Accra, August 20, 2025 — The Bank of Ghana (BoG) has directed all banks to immediately halt foreign currency (FCY) cash payments to large corporations unless such transactions are fully backed by equivalent foreign currency deposits lodged with the same institution.
In a statement issued on Wednesday, August 20, 2025, the central bank expressed concern over the rising trend of foreign currency cash withdrawals by large corporates, including bulk oil distribution companies and mining firms, that are not directly funded by prior FCY deposits. According to the BoG, this practice places undue pressure on the foreign exchange market and threatens efforts to maintain stability.
“Accordingly, with immediate effect, all banks are directed to discontinue the payment of FCY cash to Large Corporates unless such transactions are fully supported by equivalent FCY cash deposits lodged by the same institution,” the notice read. Banks are also required to retain proper documentation to confirm the source of funds for every payout.
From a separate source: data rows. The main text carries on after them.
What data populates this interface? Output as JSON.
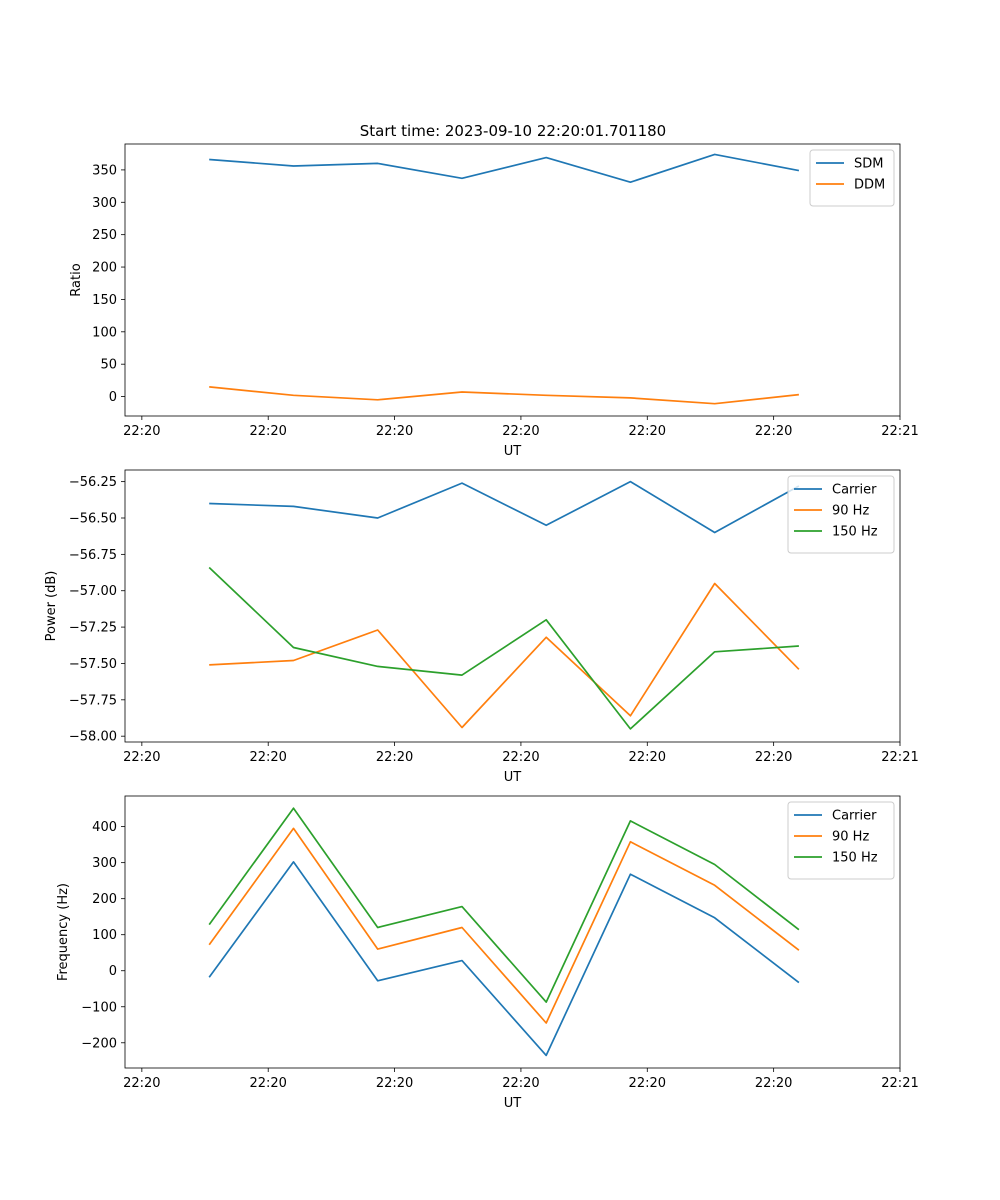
{
  "title": "Start time: 2023-09-10 22:20:01.701180",
  "colors": {
    "blue": "#1f77b4",
    "orange": "#ff7f0e",
    "green": "#2ca02c"
  },
  "chart_data": [
    {
      "type": "line",
      "xlabel": "UT",
      "ylabel": "Ratio",
      "x": [
        1,
        2,
        3,
        4,
        5,
        6,
        7,
        8
      ],
      "xlim": [
        0,
        9.2
      ],
      "xticks": [
        0.2,
        1.7,
        3.2,
        4.7,
        6.2,
        7.7,
        9.2
      ],
      "xticklabels": [
        "22:20",
        "22:20",
        "22:20",
        "22:20",
        "22:20",
        "22:20",
        "22:21"
      ],
      "ylim": [
        -30,
        390
      ],
      "yticks": [
        0,
        50,
        100,
        150,
        200,
        250,
        300,
        350
      ],
      "yticklabels": [
        "0",
        "50",
        "100",
        "150",
        "200",
        "250",
        "300",
        "350"
      ],
      "legend": "top-right",
      "series": [
        {
          "name": "SDM",
          "color": "#1f77b4",
          "values": [
            366,
            356,
            360,
            337,
            369,
            331,
            374,
            349
          ]
        },
        {
          "name": "DDM",
          "color": "#ff7f0e",
          "values": [
            15,
            2,
            -5,
            7,
            2,
            -2,
            -11,
            3
          ]
        }
      ]
    },
    {
      "type": "line",
      "xlabel": "UT",
      "ylabel": "Power (dB)",
      "x": [
        1,
        2,
        3,
        4,
        5,
        6,
        7,
        8
      ],
      "xlim": [
        0,
        9.2
      ],
      "xticks": [
        0.2,
        1.7,
        3.2,
        4.7,
        6.2,
        7.7,
        9.2
      ],
      "xticklabels": [
        "22:20",
        "22:20",
        "22:20",
        "22:20",
        "22:20",
        "22:20",
        "22:21"
      ],
      "ylim": [
        -58.04,
        -56.17
      ],
      "yticks": [
        -56.25,
        -56.5,
        -56.75,
        -57.0,
        -57.25,
        -57.5,
        -57.75,
        -58.0
      ],
      "yticklabels": [
        "−56.25",
        "−56.50",
        "−56.75",
        "−57.00",
        "−57.25",
        "−57.50",
        "−57.75",
        "−58.00"
      ],
      "legend": "top-right",
      "series": [
        {
          "name": "Carrier",
          "color": "#1f77b4",
          "values": [
            -56.4,
            -56.42,
            -56.5,
            -56.26,
            -56.55,
            -56.25,
            -56.6,
            -56.28
          ]
        },
        {
          "name": "90 Hz",
          "color": "#ff7f0e",
          "values": [
            -57.51,
            -57.48,
            -57.27,
            -57.94,
            -57.32,
            -57.86,
            -56.95,
            -57.54
          ]
        },
        {
          "name": "150 Hz",
          "color": "#2ca02c",
          "values": [
            -56.84,
            -57.39,
            -57.52,
            -57.58,
            -57.2,
            -57.95,
            -57.42,
            -57.38
          ]
        }
      ]
    },
    {
      "type": "line",
      "xlabel": "UT",
      "ylabel": "Frequency (Hz)",
      "x": [
        1,
        2,
        3,
        4,
        5,
        6,
        7,
        8
      ],
      "xlim": [
        0,
        9.2
      ],
      "xticks": [
        0.2,
        1.7,
        3.2,
        4.7,
        6.2,
        7.7,
        9.2
      ],
      "xticklabels": [
        "22:20",
        "22:20",
        "22:20",
        "22:20",
        "22:20",
        "22:20",
        "22:21"
      ],
      "ylim": [
        -270,
        485
      ],
      "yticks": [
        -200,
        -100,
        0,
        100,
        200,
        300,
        400
      ],
      "yticklabels": [
        "−200",
        "−100",
        "0",
        "100",
        "200",
        "300",
        "400"
      ],
      "legend": "top-right",
      "series": [
        {
          "name": "Carrier",
          "color": "#1f77b4",
          "values": [
            -18,
            302,
            -28,
            28,
            -235,
            268,
            147,
            -33
          ]
        },
        {
          "name": "90 Hz",
          "color": "#ff7f0e",
          "values": [
            72,
            395,
            60,
            120,
            -145,
            358,
            237,
            57
          ]
        },
        {
          "name": "150 Hz",
          "color": "#2ca02c",
          "values": [
            128,
            451,
            120,
            178,
            -87,
            416,
            295,
            114
          ]
        }
      ]
    }
  ]
}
The central bank reassured businesses of its commitment to supporting the operations of large corporations, acknowledging their critical role in sustaining petroleum supply, mineral exports, and other vital sectors of the economy. It added that, in partnership with the government, mechanisms have been put in place to provide foreign exchange liquidity to meet legitimate import obligations of large companies.
“These measures are designed to safeguard market stability while ensuring that vital supply chains remain uninterrupted,” the BoG emphasized.
The Bank further called on all banks to comply strictly with the directive and to cooperate fully to ensure available foreign exchange resources are applied efficiently and transparently. It also warned that non-compliance would attract regulatory sanctions.
The notice, signed by Aimee V. Quashie for the Secretary, also urged relevant industry associations to bring the directive to the attention of their members and ensure adherence.